Ao longo dos anos, com o diálogo efetivo junto aos moradores, uma melhor e maior compreensão no debate foi estabelecida, com articulações comunitárias que pautaram um antes e depois da vida na Maré. Marcos históricos, como a mobilização depois da chacina no Parque União em 2013, e a ocupação do Exército em 2014 por 15 meses, fizeram com que a campanha ficasse ainda mais urgente. 

“Podemos afirmar que essa ocupação não trouxe melhorias para as condições de segurança pública no território”, diz Patrícia Viana, coordenadora das Ações de Enfrentamento e Monitoramento das Violências do eixo Direito à Segurança Pública e Acesso à Justiça. Patrícia explica que a campanha mobilizou o morador e fortaleceu o seu protagonismo na luta pela garantia de direitos. Um trabalho bem planejado resultou na entrega de cartilhas de porta a porta, além de outras iniciativas. 

O movimento ganhou fôlego em 2016 (um ano antes histórica Marcha Contra a Violência), quando foi criado o projeto De Olho Na Maré para coletar e sistematizar dados de violência nas 16 favelas do conjunto. Ainda em 2016, a insatisfação dos moradores com as frequentes violações de direitos cometidas por agentes da segurança pública chegou à Justiça através de uma Ação Civil Pública — ela trata de direitos difusos e coletivos — como forma de protestar por um direito coletivo.

“A ACP da Maré é um exemplo de como a mobilização por uma causa é peça fundamental para a consolidação de ações concretas que garantam a melhoria da qualidade de vida local”, diz Maykon Sardinha. 

Conhecimento é poder

A proximidade com os moradores tornou possível, no fim daquele ano, produzir o primeiro Boletim de Segurança Pública, com dados inéditos relacionados às operações policiais e seus desdobramentos. 

Com o mote “É preciso estar vivo para viver”, a terceira edição da campanha busca entender e dar visibilidade aos impactos da política de segurança pública na vida de quem mora no território.  “O objetivo era mostrar para as pessoas que a violência atravessa o cotidiano delas. Nas oficinas, pedimos às pessoas para que escrevessem seus sonhos, e conforme íamos perguntando sobre a violência, elas se afastavam’’, relembra Shirley Rosendo, coordenadora do eixo Direitos Urbanos e Socioambientais da Redes da Maré. 

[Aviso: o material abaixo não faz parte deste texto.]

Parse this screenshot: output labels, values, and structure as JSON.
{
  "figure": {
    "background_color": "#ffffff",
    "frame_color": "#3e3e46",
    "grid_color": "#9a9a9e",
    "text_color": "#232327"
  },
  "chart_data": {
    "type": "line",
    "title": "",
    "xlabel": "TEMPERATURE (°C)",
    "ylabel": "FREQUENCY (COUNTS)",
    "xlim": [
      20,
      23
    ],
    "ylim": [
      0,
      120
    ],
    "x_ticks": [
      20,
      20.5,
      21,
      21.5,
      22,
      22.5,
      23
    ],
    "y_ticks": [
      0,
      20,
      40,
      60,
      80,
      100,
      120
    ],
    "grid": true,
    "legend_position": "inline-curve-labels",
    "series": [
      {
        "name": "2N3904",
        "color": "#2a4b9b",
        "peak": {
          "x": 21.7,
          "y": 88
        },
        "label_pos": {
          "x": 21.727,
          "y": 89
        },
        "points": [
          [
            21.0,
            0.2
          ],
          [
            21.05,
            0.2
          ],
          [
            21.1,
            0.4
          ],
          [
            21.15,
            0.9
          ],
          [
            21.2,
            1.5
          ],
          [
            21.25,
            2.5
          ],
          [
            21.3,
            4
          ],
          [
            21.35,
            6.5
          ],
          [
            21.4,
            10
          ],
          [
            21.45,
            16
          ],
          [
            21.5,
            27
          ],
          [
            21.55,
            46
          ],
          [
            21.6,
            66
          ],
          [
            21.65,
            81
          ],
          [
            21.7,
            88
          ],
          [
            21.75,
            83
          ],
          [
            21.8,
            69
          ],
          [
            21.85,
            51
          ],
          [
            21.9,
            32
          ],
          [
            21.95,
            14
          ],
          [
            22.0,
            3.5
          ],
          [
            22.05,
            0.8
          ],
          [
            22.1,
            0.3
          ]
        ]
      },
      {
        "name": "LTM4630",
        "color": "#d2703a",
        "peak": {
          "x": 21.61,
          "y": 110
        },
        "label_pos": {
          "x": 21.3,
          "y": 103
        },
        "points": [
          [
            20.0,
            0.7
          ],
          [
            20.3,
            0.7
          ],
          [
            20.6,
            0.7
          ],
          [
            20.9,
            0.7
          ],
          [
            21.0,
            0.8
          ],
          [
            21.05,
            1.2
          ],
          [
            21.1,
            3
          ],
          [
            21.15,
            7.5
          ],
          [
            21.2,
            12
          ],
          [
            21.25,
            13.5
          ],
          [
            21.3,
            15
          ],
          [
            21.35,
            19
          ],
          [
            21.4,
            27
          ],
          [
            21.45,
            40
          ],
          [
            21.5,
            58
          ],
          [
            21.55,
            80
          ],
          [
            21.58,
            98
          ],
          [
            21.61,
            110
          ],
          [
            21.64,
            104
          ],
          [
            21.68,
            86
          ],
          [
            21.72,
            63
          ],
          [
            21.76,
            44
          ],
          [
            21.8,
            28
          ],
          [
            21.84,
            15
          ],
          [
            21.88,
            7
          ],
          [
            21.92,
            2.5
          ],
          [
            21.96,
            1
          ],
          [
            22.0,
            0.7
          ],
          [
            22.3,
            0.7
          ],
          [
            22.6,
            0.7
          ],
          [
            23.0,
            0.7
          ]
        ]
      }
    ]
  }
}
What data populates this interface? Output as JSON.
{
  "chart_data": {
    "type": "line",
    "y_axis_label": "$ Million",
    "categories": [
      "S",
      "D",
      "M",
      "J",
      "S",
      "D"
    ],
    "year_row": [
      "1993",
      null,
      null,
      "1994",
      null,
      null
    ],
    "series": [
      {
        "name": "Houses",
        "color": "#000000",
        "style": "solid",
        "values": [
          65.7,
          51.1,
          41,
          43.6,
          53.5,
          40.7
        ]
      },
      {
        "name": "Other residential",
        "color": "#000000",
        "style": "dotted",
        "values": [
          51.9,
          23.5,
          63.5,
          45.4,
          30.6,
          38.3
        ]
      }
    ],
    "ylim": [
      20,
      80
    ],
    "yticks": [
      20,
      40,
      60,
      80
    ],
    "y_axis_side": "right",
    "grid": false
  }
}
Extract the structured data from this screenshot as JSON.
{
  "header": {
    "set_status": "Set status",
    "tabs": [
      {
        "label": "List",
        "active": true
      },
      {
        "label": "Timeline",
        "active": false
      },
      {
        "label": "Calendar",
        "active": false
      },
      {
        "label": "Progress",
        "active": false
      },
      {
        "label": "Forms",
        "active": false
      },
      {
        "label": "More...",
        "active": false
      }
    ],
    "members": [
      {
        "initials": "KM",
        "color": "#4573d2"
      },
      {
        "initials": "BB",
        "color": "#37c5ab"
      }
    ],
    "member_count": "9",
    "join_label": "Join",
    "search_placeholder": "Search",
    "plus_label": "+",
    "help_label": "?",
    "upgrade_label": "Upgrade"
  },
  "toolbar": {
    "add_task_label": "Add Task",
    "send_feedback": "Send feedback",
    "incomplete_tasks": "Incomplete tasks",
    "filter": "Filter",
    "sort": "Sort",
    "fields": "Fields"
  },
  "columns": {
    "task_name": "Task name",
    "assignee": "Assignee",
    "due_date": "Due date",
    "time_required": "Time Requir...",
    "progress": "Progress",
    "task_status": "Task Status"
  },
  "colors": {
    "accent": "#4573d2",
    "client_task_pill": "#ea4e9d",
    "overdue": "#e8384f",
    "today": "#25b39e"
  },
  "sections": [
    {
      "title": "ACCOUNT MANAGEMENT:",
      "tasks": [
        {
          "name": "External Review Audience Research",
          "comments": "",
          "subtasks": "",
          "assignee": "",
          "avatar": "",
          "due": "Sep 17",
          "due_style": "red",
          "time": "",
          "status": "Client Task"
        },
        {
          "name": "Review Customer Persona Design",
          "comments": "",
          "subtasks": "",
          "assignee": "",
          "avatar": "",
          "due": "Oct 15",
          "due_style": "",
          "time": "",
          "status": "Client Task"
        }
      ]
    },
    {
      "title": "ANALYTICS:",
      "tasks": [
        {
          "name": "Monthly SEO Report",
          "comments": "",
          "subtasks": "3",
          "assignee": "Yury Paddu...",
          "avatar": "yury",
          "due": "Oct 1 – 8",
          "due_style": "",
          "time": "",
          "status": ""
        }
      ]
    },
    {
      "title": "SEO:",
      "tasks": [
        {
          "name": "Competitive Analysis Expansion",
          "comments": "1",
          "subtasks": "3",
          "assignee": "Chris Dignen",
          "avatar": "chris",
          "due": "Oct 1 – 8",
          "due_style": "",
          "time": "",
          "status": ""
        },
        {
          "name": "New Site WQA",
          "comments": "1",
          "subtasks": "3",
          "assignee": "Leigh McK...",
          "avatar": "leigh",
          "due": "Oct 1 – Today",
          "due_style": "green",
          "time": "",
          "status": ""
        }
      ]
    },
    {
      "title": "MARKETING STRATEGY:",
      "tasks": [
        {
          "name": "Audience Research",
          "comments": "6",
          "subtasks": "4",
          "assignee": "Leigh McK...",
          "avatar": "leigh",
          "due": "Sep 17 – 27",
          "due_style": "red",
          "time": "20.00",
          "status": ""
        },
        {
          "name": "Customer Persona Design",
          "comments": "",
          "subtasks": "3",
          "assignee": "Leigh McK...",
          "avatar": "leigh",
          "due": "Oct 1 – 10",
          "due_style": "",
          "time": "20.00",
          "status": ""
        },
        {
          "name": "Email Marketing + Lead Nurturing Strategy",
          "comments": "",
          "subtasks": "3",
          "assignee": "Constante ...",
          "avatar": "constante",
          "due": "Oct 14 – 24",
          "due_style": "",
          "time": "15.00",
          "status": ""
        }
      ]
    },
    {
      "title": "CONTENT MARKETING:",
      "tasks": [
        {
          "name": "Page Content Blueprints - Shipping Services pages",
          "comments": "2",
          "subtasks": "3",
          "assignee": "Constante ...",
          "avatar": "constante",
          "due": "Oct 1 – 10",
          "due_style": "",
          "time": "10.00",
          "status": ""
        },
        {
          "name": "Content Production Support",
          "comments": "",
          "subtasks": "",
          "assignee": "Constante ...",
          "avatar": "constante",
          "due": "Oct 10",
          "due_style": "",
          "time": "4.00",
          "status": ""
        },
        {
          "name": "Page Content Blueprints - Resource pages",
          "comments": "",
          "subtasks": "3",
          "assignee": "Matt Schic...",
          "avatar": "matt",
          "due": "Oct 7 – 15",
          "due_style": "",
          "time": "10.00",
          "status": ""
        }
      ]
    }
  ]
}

Ela acredita que a luta e o engajamento da população mareense se dá de maneira contínua. “As pessoas da Maré estão lutando por direitos. E diante da ausência deles, acabam se tornando sonhos.” 

Direito, não privilégio

Para Maykon, um dos focos do trabalho é fazer com que o morador se reconheça não como quem exige um privilégio, e sim luta para a efetivação daquilo que é seu por direito: “É preciso que haja um engajamento de toda a sociedade, reconhecendo que as favelas são parte da cidade e que seus moradores são cidadãos plenos.” 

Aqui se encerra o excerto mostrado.